National Library of Ireland

Image Credit: Screen Shot from the National Library of Ireland

While conducting research on W.B. Yeats I encountered this fascinating online exhibition from the National Library of Ireland that raised interesting questions for me about the relationship between visual rhetoric and literary archives.  Like many other graduate students teaching rhetoric while writing a dissertation on literature, I often wonder about the interconnections between the two fields and what ideas crossover and what do not.  Yeats, in many ways, seems like the perfect place to start to blur lines between the rhetorical, the literary, the visual and the auditory.  Navigating this website, I was struck by the extent to which the virtual museum brings together these fields and makes visible Yeats’s complicatedly interdisciplinary and multi-sensory career.
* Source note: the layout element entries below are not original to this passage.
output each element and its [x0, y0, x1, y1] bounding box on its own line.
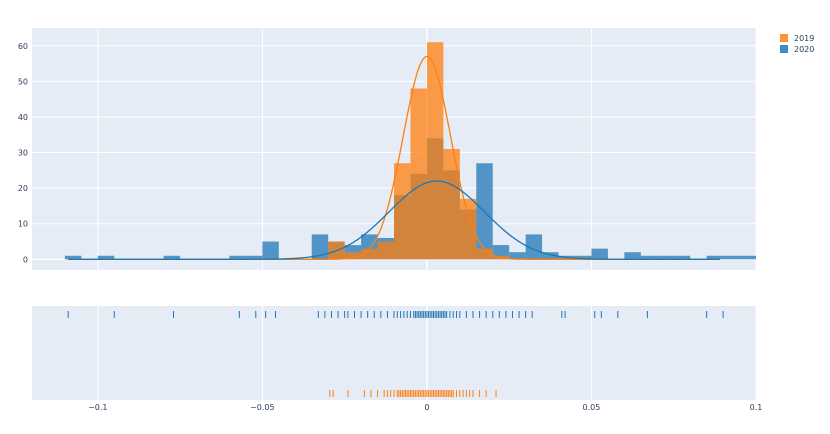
rug-marks — [67, 311, 724, 397]
histogram-bar — [476, 248, 493, 260]
legend-swatch — [780, 45, 788, 53]
histogram-bar — [640, 255, 658, 260]
legend-swatch — [780, 34, 788, 42]
histogram-bar — [509, 252, 526, 260]
x-tick-label: 0 — [424, 403, 429, 412]
histogram-bar — [542, 252, 559, 260]
axis-ticks: 0 10 20 30 40 50 60 −0.1 −0.05 0 0.05 0.1 — [18, 42, 763, 412]
histogram-bar — [591, 248, 608, 260]
histogram-bar — [624, 252, 641, 260]
kde-curve-2020 — [68, 180, 720, 260]
histogram-bar — [163, 255, 181, 260]
rug-plot-area — [32, 306, 756, 400]
y-tick-label: 20 — [18, 184, 28, 193]
legend-item-2020[interactable]: 2020 — [780, 45, 814, 54]
histogram-bar — [344, 252, 362, 260]
legend[interactable]: 2019 2020 — [780, 34, 814, 54]
y-tick-label: 50 — [18, 77, 28, 86]
histogram-2019 — [328, 42, 510, 260]
x-tick-label: −0.1 — [88, 403, 107, 412]
histogram-bar — [723, 255, 740, 260]
histogram-bar — [657, 255, 674, 260]
histogram-bar — [739, 255, 756, 260]
histogram-bar — [459, 198, 477, 260]
y-tick-label: 30 — [18, 149, 28, 158]
histogram-bar — [245, 255, 263, 260]
histogram-bar — [525, 234, 543, 260]
y-tick-label: 10 — [18, 220, 28, 229]
histogram-bar — [64, 255, 82, 260]
histogram-bar — [426, 42, 444, 260]
y-tick-label: 40 — [18, 113, 28, 122]
histogram-bar — [575, 255, 592, 260]
x-tick-label: 0.1 — [750, 403, 763, 412]
y-tick-label: 0 — [23, 255, 28, 264]
histogram-bar — [361, 248, 378, 260]
histogram-bar — [394, 163, 411, 260]
x-tick-label: 0.05 — [583, 403, 601, 412]
histogram-bar — [97, 255, 115, 260]
histogram-bar — [410, 88, 427, 260]
histogram-bar — [311, 234, 329, 260]
legend-label: 2019 — [794, 34, 814, 43]
kde-curves — [68, 55, 720, 260]
histogram-bar — [706, 255, 724, 260]
histogram-bar — [443, 149, 460, 260]
legend-label: 2020 — [794, 45, 814, 54]
histogram-bar — [229, 255, 246, 260]
histogram-bar — [377, 241, 394, 260]
histogram-bar — [262, 241, 279, 260]
histogram-bar — [673, 255, 691, 260]
y-tick-label: 60 — [18, 42, 28, 51]
x-tick-label: −0.05 — [250, 403, 275, 412]
legend-item-2019[interactable]: 2019 — [780, 34, 814, 43]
This exhibition includes virtual rooms recreating spaces that Yeats inhabited, display cases with clickable first editions and manuscripts, videos with scholarly commentators discussing Yeats’s biography and works and images of various artifacts displayed in the collection. One of the advantages of the online exhibition is that the viewer can virtually turn pages of documents that would otherwise be static in the display cases.  In this manner, I was able to leaf through a few pages of a first edition without having to visit the archive.

The Tower

Image Credit: Screen Shot from the National Library of Ireland

The exhibit also displays a few instances of visual literary criticism, such as a compelling chart that tracks the composition of Yeats’s The Tower.  By clicking on the icon of a single poem, the display highlights a line tracking the publication history.  Three poems—“Nineteen Hundred and Nineteen,” “Leda and the Swan” and “Sailing to Byzantium”— are linked to auditory commentary on Yeats’s extensive revision process. 

Broadside

Image Credit: Screen Shot from the National Library of Ireland

In many respects, the strategies of this exhibition are similar to those in Yeats’s broadsides.  In these broadsides, published by the Cuala Press, Yeats included visual prints, poetic text and sheet music to combine different sensory experiences in works that were, on several levels, blurring the tenuous lines between rhetoric and art.   

Comments

Revision and visual archives

Hi Emily, 

Thanks for such a wonderful post.  One of the things that I enjoyed so much about the site you pointed us toward is the way in which the creators have allowed access to so many of Yeats' drafts with notes all over each.  I always wish I had time to build into my syllabus a trip over to the HRC to have my students look at the messy writing processes of some of the "greats."  I like to emphasize that revision takes time and that writing is not a process that just flows naturally to even the most famous authors.  The site you've pointed out makes it easier to make this point because it allows students to see the visual nature of his/the writing process as process without the hassle of losing a whole day to a field trip to the archive.